Date: | Tue, April 22, 2014 |
Time: | 11:15 |
Place: | Research I Seminar Room |
Abstract: A simple scheme that allows placing two antennas within a single device and using the channel diversity that this provides, without suffering from interference, has been discovered by Alamouti in late 1990s. It was quickly discovered that Hurwitz's 1-2-4-8 theorem restricts the existence of higher-order schemes of this kind, namely, that schemes with linear processing exist for two antennas maximum. However, weakening some of the restrictions, higher-order schemes have been shown to exist. Since then, the theory of Space-Time Block Codes has flourished, producing a variety of alternative schemes of higher order, with different transmission rates and construction algorithms, including ones based on cyclic division algebras and Clifford algebras.

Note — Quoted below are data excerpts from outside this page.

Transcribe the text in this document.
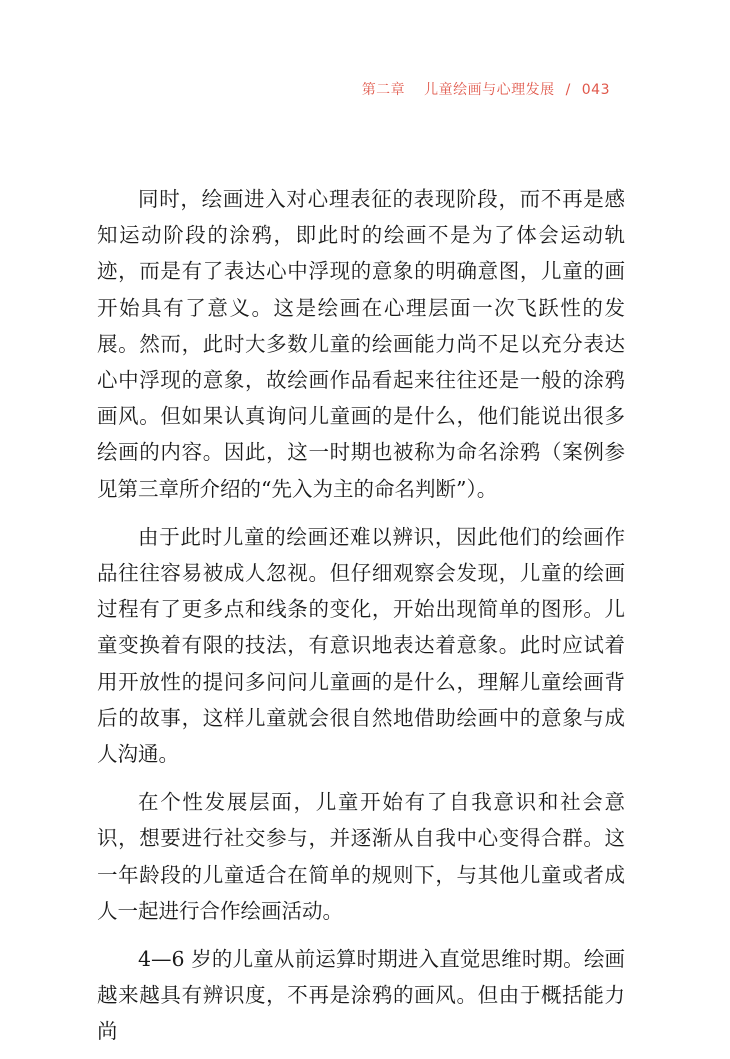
第二章 儿童绘画与心理发展 / 043

同时，绘画进入对心理表征的表现阶段，而不再是感知运动阶段的涂鸦，即此时的绘画不是为了体会运动轨迹，而是有了表达心中浮现的意象的明确意图，儿童的画开始具有了意义。这是绘画在心理层面一次飞跃性的发展。然而，此时大多数儿童的绘画能力尚不足以充分表达心中浮现的意象，故绘画作品看起来往往还是一般的涂鸦画风。但如果认真询问儿童画的是什么，他们能说出很多绘画的内容。因此，这一时期也被称为命名涂鸦（案例参见第三章所介绍的“先入为主的命名判断”）。

由于此时儿童的绘画还难以辨识，因此他们的绘画作品往往容易被成人忽视。但仔细观察会发现，儿童的绘画过程有了更多点和线条的变化，开始出现简单的图形。儿童变换着有限的技法，有意识地表达着意象。此时应试着用开放性的提问多问问儿童画的是什么，理解儿童绘画背后的故事，这样儿童就会很自然地借助绘画中的意象与成人沟通。

在个性发展层面，儿童开始有了自我意识和社会意识，想要进行社交参与，并逐渐从自我中心变得合群。这一年龄段的儿童适合在简单的规则下，与其他儿童或者成人一起进行合作绘画活动。

4—6 岁的儿童从前运算时期进入直觉思维时期。绘画越来越具有辨识度，不再是涂鸦的画风。但由于概括能力尚
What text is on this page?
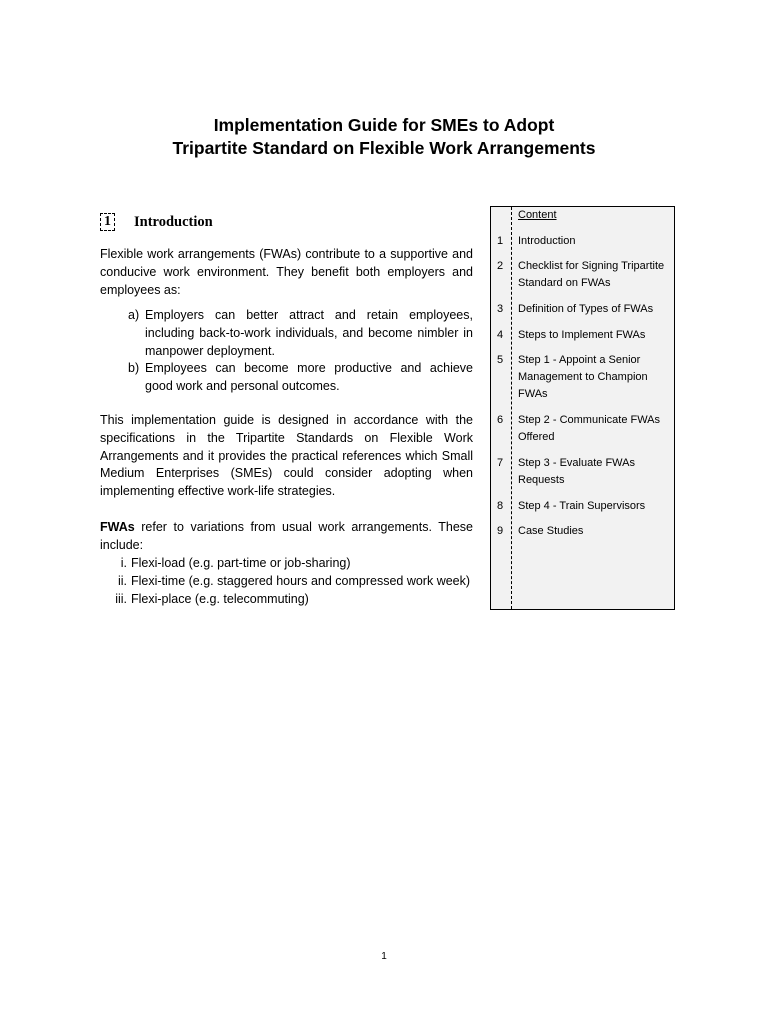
Implementation Guide for SMEs to Adopt
Tripartite Standard on Flexible Work Arrangements
1 Introduction
Flexible work arrangements (FWAs) contribute to a supportive and conducive work environment. They benefit both employers and employees as:
a) Employers can better attract and retain employees, including back-to-work individuals, and become nimbler in manpower deployment.
b) Employees can become more productive and achieve good work and personal outcomes.
This implementation guide is designed in accordance with the specifications in the Tripartite Standards on Flexible Work Arrangements and it provides the practical references which Small Medium Enterprises (SMEs) could consider adopting when implementing effective work-life strategies.
FWAs refer to variations from usual work arrangements. These include:
i. Flexi-load (e.g. part-time or job-sharing)
ii. Flexi-time (e.g. staggered hours and compressed work week)
iii. Flexi-place (e.g. telecommuting)
Content
1	Introduction
2	Checklist for Signing Tripartite Standard on FWAs
3	Definition of Types of FWAs
4	Steps to Implement FWAs
5	Step 1 - Appoint a Senior Management to Champion FWAs
6	Step 2 - Communicate FWAs Offered
7	Step 3 - Evaluate FWAs Requests
8	Step 4 - Train Supervisors
9	Case Studies
1
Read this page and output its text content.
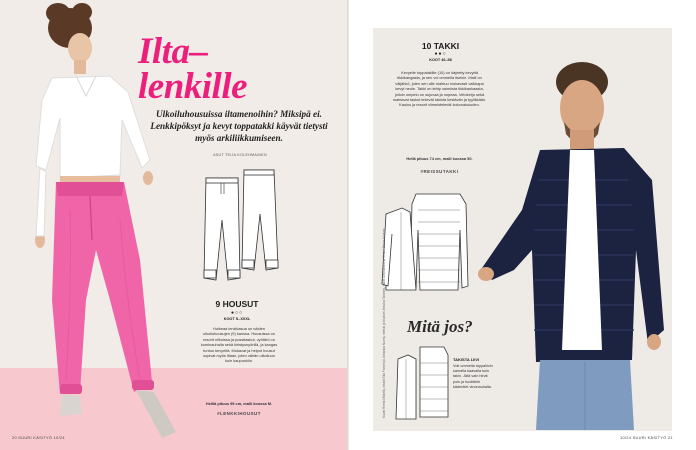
Ilta–
lenkille
Ulkoiluhousuissa iltamenoihin? Miksipä ei. Lenkkipöksyt ja kevyt toppatakki käyvät tietysti myös arkiliikkumiseen.
ASUT TEIJA KOLEHMAINEN
9 HOUSUT
●○○
KOOT S–XXXL
Huikeaa lenkkiasua on näiden ulkoiluhousujen (9) kanssa. Housuissa on resorit nilkoissa ja pussitaskut, vyötärö on kuminauhalla sekä kiristysnyörillä, ja kangas tuntuu kevyeltä. Mukavat ja helpot housut sopivat myös iltaan, joten vähän ulkoiluun kuin kaupunkiin.
Helllä pituus 99 cm, malli koossa M.
#LENKKIHOUSUT
20 SUURI KÄSITYÖ 10/24
10 TAKKI
●●○
KOOT 46–58
Kevyelle toppatakille (10) on käytetty kevyttä tikkikangasta, ja sen voi ommella itsekin. Malli on väljähkö, joten sen alle mahtuu mukavasti vaikkapa kevyt neule. Takki on tehty valmiista tikkikankaasta, jolloin ompelu on sujuvaa ja nopeaa. Vetoketju sekä mahtavat taskut tekevät takista kestävän ja tyylikkään. Kaulus ja resorit viimeistelevät kokonaisuuden.
Hellä pituus 74 cm, malli koossa 50.
#REISSUTAKKI
Mitä jos?
TAKISTA LIIVI
Voit ommella toppaliivin samalla kaavalla kuin takin. Jätä vain hihat pois ja huolittele kädentiet vinonauhalla.
Kuvat Reeta Mäkelä, tekstit Eila Forsell ja Johanna Nurmi, meikki ja hiukset Jessica Talonen, mallit Aleksandra ja Vesa / Brave Models
10/24 SUURI KÄSITYÖ 21
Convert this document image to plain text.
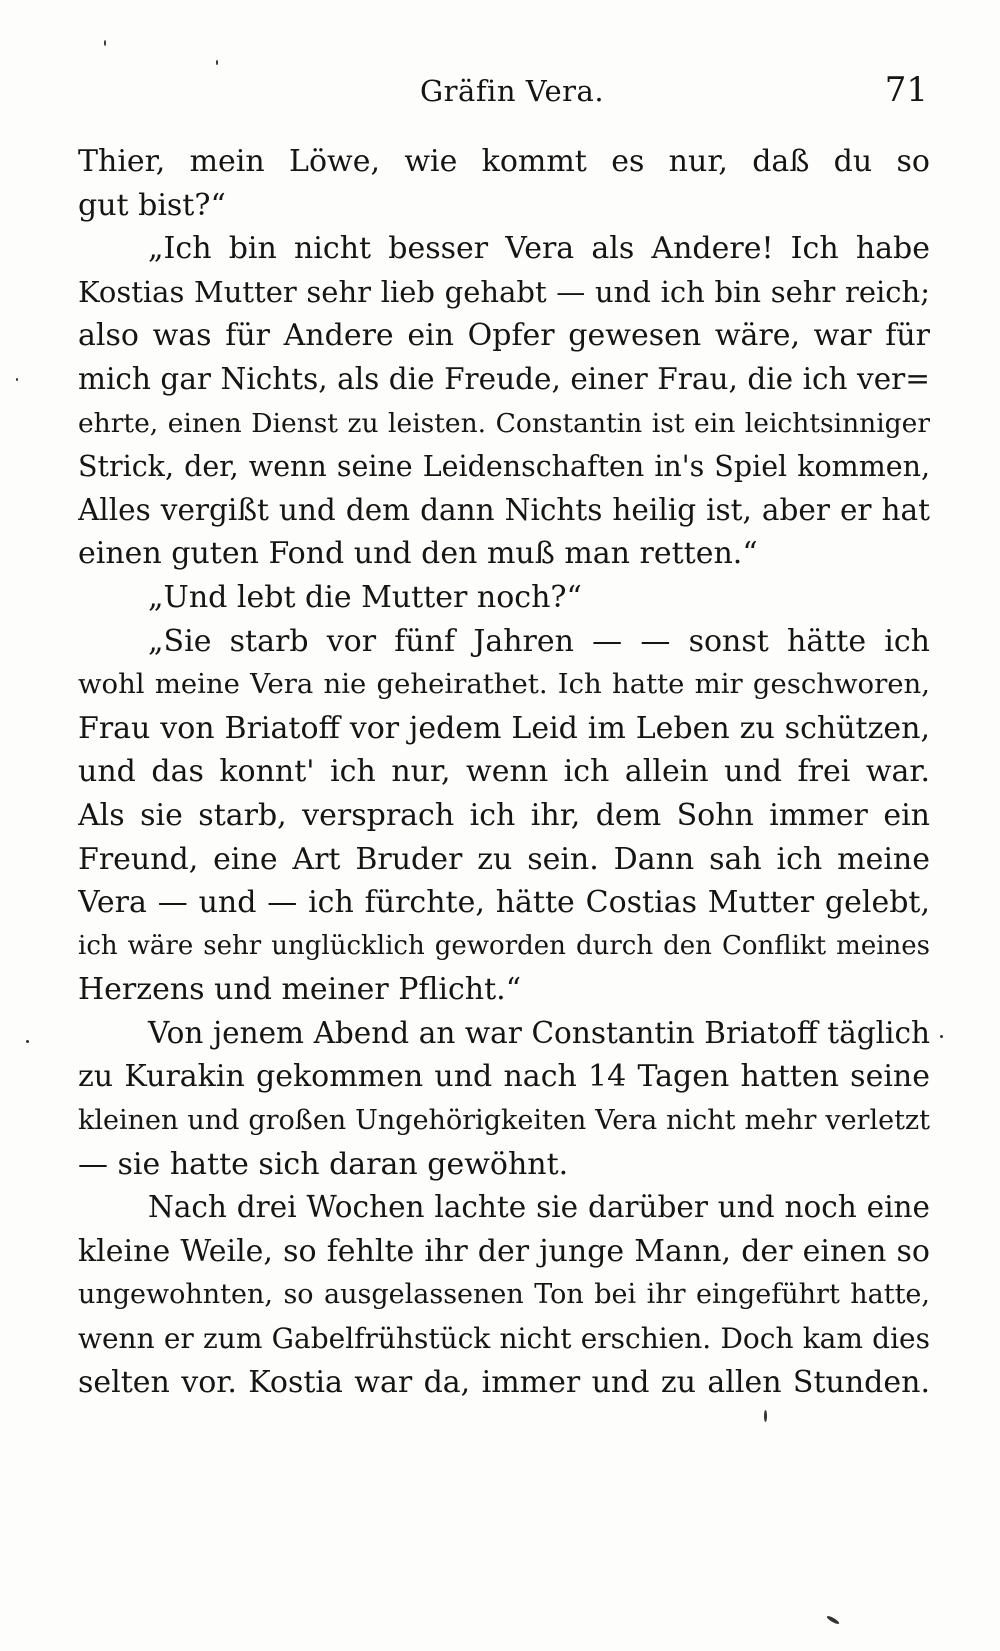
Gräfin Vera.	71
Thier, mein Löwe, wie kommt es nur, daß du so
gut bist?“
„Ich bin nicht besser Vera als Andere! Ich habe
Kostias Mutter sehr lieb gehabt — und ich bin sehr reich;
also was für Andere ein Opfer gewesen wäre, war für
mich gar Nichts, als die Freude, einer Frau, die ich ver=
ehrte, einen Dienst zu leisten. Constantin ist ein leichtsinniger
Strick, der, wenn seine Leidenschaften in's Spiel kommen,
Alles vergißt und dem dann Nichts heilig ist, aber er hat
einen guten Fond und den muß man retten.“
„Und lebt die Mutter noch?“
„Sie starb vor fünf Jahren — — sonst hätte ich
wohl meine Vera nie geheirathet. Ich hatte mir geschworen,
Frau von Briatoff vor jedem Leid im Leben zu schützen,
und das konnt' ich nur, wenn ich allein und frei war.
Als sie starb, versprach ich ihr, dem Sohn immer ein
Freund, eine Art Bruder zu sein. Dann sah ich meine
Vera — und — ich fürchte, hätte Costias Mutter gelebt,
ich wäre sehr unglücklich geworden durch den Conflikt meines
Herzens und meiner Pflicht.“
Von jenem Abend an war Constantin Briatoff täglich
zu Kurakin gekommen und nach 14 Tagen hatten seine
kleinen und großen Ungehörigkeiten Vera nicht mehr verletzt
— sie hatte sich daran gewöhnt.
Nach drei Wochen lachte sie darüber und noch eine
kleine Weile, so fehlte ihr der junge Mann, der einen so
ungewohnten, so ausgelassenen Ton bei ihr eingeführt hatte,
wenn er zum Gabelfrühstück nicht erschien. Doch kam dies
selten vor. Kostia war da, immer und zu allen Stunden.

We find that the correct way to generalize the scheme of Alamouti to arbitrarily large dimensions is to use the so-called Generalized ABBA codes, introduced by Abreu in 2005. A doubling construction of the Cayley-Dickson kind allows us to build a space-time block code of an arbitrary size. A viable transmission scheme using multiple antennas on each device can help us take advantage of the fact that due to central limit theorem, the interference grows slower than the diversity gain from multiple users. We discover that the GABBA code is closely related to the multicomplex numbers, a family of commutative non-division algebras of which tessarines, bi-complex and tri-complex numbers are examples.